02/04/2015 07:00 EST | Updated 04/06/2015 05:59 EDT

Club of 1: B.C. finance minister singles out province for balanced budget

VANCOUVER - British Columbia is preparing to enter an exclusive economic club by bucking a trend of deficit budgets nationwide, says the province's finance minister.

Mike de Jong has echoed the confident refrain of Premier Christy Clark that the books will be balanced when they are revealed on budget day in Victoria on Feb. 17.

"Balancing the budget isn't easy. If it were, we wouldn't be, probably the only province in Canada that will have done it this fiscal year and will do it again next year," he told The Canadian Press.
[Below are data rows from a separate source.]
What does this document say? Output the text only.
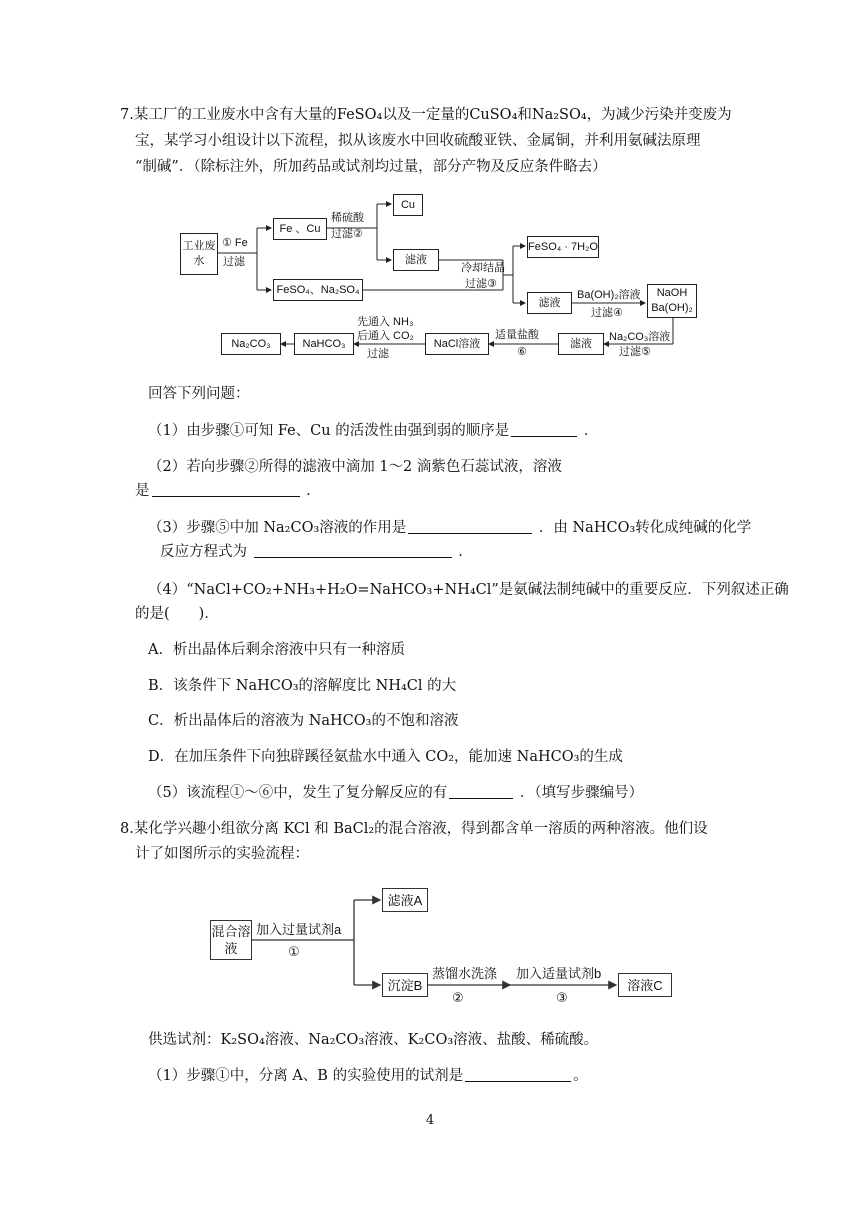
7.某工厂的工业废水中含有大量的FeSO₄以及一定量的CuSO₄和Na₂SO₄，为减少污染并变废为
宝，某学习小组设计以下流程，拟从该废水中回收硫酸亚铁、金属铜，并利用氨碱法原理
“制碱”．（除标注外，所加药品或试剂均过量，部分产物及反应条件略去）
工业废水
① Fe
过滤
Fe 、Cu
稀硫酸
过滤②
Cu
滤液
FeSO₄、Na₂SO₄
冷却结晶
过滤③
FeSO₄ · 7H₂O
滤液
Ba(OH)₂溶液
过滤④
NaOH
Ba(OH)₂
Na₂CO₃溶液
过滤⑤
滤液
适量盐酸
⑥
NaCl溶液
先通入 NH₃
后通入 CO₂
过滤
NaHCO₃
Na₂CO₃
回答下列问题：
（1）由步骤①可知 Fe、Cu 的活泼性由强到弱的顺序是	．
（2）若向步骤②所得的滤液中滴加 1～2 滴紫色石蕊试液，溶液
是	．
（3）步骤⑤中加 Na₂CO₃溶液的作用是	．由 NaHCO₃转化成纯碱的化学
反应方程式为	．
（4）“NaCl+CO₂+NH₃+H₂O=NaHCO₃+NH₄Cl”是氨碱法制纯碱中的重要反应．下列叙述正确
的是(　　)．
A．析出晶体后剩余溶液中只有一种溶质
B．该条件下 NaHCO₃的溶解度比 NH₄Cl 的大
C．析出晶体后的溶液为 NaHCO₃的不饱和溶液
D．在加压条件下向独辟蹊径氨盐水中通入 CO₂，能加速 NaHCO₃的生成
（5）该流程①～⑥中，发生了复分解反应的有	．（填写步骤编号）
8.某化学兴趣小组欲分离 KCl 和 BaCl₂的混合溶液，得到都含单一溶质的两种溶液。他们设
计了如图所示的实验流程：
混合溶液
加入过量试剂a
①
滤液A
沉淀B
蒸馏水洗涤
②
加入适量试剂b
③
溶液C
供选试剂：K₂SO₄溶液、Na₂CO₃溶液、K₂CO₃溶液、盐酸、稀硫酸。
（1）步骤①中，分离 A、B 的实验使用的试剂是	。
4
"So that is why we are able to buck the trend, and that exclusive club you hear me talk about occasionally around having a balanced budget is probably going to be very exclusive and probably going to be a club of one."

But taxpayers should not be expecting any bonuses either. De Jong said challenging economic times mean the province is in no position to provide huge tax relief, although there's also slim likelihood taxes will be hiked.

Prudent, cautious forecasting, coupled with a diverse economy, has paved the way for the more detailed announcement later this month, he said. In November, de Jong boosted his surplus projection to $444 million from the $184 million forecast one year ago.

B.C. has avoided the vacuum that's sucked coffers dry elsewhere due to a dependency on oil and gas revenues, he said. The federal government has delayed its budget until April over the dramatic downfall of crude pricing.

"Don't make assumptions about what revenues to the government of British Columbia are. We are not anywhere near as dependent upon oil as provinces like Alberta or even Saskatchewan," he said. "It accounts for a very, very small amount of our revenue."

Revenues are "clearly down," he agreed, but said the amounts are manageable. Positive activity in other areas of the economy make up the difference, and the province was cautious making natural gas revenue projections.

"You will hear about some very positive numbers in terms of retail sales and housing starts," he said. "So there are other areas of the economy we can draw from, which is what distinguishes us from some of those other jurisdictions in a positive way."

De Jong also attributes the province's financial health to its discipline around controlling expenditures and success at breaking into Asia-Pacific markets.

In late January, Premier Christy Clark said she expected Saskatchewan to be the only other province to table a balanced budget for the coming year.

B.C.'s 2014 budget was also balanced. A new legislative session kicks off with a throne speech on Feb. 10.